An eager reader points me toward a USDA analysis that should distress anyone interested in economic development in South Dakota: for the first time, non-metro countries in the United States have experienced a net population loss. 46.2 million of us live in counties outside of big cities. That's 15% of the U.S. population spread out across 72% of the land area. Between April 2010 and July 2012, non-metro areas had 135,000 more babies than deaths (that's the "natural increase"), but they saw 179,000 more people migrate out to big cities than migrate in from big cities.

South Dakota isn't as bad off as other states. The following map shows population growth during the last two years in many South Dakota counties, not just Minnehaha and Pennington:

USPopulationGrowthCounty2010-2012

West River is almost all blue with growth (toward the northwest thanks in part to that Bakken energy boom), while Minnesota shows more counties losing population. But a lot of those South Dakota counties with renewed population growth rates are just rebounding from the big population losses inflicted by the farm crisis of the 1980s.

Population growth slowed or went negative over the last two years everywhere but central metropolitan areas. Rural areas with economies based on farming and manufacturing saw population shrink. Rural areas with economies based on recreation, tourism, and retirement held onto population growth, but barely: their growth rate dropped from 2.8% in 2004-2006 to 0.5% in 2010-2012. In metro areas over those periods, the population growth rate remained steady at 2.0%.

The USDA analysis shows that net emigration from rural areas was even more severe in the 1980s and rebounded nicely in the 1990s. But the rate of births replacing deaths has been steadily declining since 1982. That suggests that the total population curve may be bending in a way that will pose challenges to maintaining South Dakota's economic base.
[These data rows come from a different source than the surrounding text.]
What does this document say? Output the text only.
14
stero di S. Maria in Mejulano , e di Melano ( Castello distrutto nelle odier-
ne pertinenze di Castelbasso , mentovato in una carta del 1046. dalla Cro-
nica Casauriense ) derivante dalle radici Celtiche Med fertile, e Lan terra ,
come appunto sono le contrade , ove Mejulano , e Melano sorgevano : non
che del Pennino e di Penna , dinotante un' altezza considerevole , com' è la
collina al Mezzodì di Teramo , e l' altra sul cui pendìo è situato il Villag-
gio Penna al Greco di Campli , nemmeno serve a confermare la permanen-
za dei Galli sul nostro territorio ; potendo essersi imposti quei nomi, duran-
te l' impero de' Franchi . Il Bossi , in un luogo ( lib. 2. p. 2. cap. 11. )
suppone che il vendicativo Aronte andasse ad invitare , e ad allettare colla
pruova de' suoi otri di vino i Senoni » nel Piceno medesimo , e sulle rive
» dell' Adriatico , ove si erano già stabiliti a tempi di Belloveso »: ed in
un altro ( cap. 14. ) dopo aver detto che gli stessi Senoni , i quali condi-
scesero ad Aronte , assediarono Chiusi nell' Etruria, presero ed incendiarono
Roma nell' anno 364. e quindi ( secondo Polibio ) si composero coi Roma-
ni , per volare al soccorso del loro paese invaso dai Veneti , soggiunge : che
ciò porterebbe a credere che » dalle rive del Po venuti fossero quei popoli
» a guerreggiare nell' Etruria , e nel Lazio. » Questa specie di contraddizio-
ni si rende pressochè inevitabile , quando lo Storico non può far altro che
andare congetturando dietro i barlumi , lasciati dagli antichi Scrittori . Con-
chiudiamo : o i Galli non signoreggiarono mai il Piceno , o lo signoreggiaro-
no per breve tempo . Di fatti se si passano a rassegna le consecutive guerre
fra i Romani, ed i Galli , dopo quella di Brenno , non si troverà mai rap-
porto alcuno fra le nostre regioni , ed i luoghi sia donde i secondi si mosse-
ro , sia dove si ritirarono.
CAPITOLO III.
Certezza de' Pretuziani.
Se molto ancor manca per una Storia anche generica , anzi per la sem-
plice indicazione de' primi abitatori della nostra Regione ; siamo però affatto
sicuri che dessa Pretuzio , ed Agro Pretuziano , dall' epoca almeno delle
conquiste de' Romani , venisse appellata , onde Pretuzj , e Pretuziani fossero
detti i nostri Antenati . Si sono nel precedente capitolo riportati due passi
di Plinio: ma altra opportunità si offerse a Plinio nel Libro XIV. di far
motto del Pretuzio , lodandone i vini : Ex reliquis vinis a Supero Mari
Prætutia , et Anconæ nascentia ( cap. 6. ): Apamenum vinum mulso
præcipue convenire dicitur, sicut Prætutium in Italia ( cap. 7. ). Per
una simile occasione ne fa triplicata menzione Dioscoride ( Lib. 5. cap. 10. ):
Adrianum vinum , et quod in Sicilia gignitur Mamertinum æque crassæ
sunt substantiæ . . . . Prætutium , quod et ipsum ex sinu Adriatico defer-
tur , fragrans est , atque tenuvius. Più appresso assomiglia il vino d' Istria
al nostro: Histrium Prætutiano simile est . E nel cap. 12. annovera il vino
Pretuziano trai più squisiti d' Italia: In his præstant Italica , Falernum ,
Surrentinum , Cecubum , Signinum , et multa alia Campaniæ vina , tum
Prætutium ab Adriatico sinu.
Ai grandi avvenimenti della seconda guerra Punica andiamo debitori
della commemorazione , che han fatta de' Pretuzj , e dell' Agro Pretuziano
p.s.: 46.2 million rural Americans: that's still more people than inhabit all of Canada, twice the population of Australia, and a close match to Ukraine and Spain.

3 Comments

  1. Douglas Wiken 2013.06.05

    The blue in South Dakota has more to do with Native American high birthrate than anything else. A national magazine looked at population growth data years ago and decided that population growth on Pine Ridge was a really good indicator of potential for economic development.

  2. Richard Schriever 2013.06.05

    The non-metro, non rez counties in SD with more than 2% growth rates (easy to grow 1% when your total county pop is around 5,000 - that's just 50 people more) are: Harding, Hughes, Brown, Spink, Beadle, Brookings and Lake. Harding - Bakken; Hughes - government; Brown, Brookings and Lake are home to higher education institutions. That leaves Spink and Beadle (Beadle is an immigrant target county - low-wage manufactory; article I read says 40% of Huron school students are English Learners ). That leaves Spink as the ONLY rural SD county showing strictly rural activities related growth of signifgance.

  3. Dave 2013.06.05

    There are nearly 400 FTEs working at the South Dakota Developmental Center in Redfield in Spink County.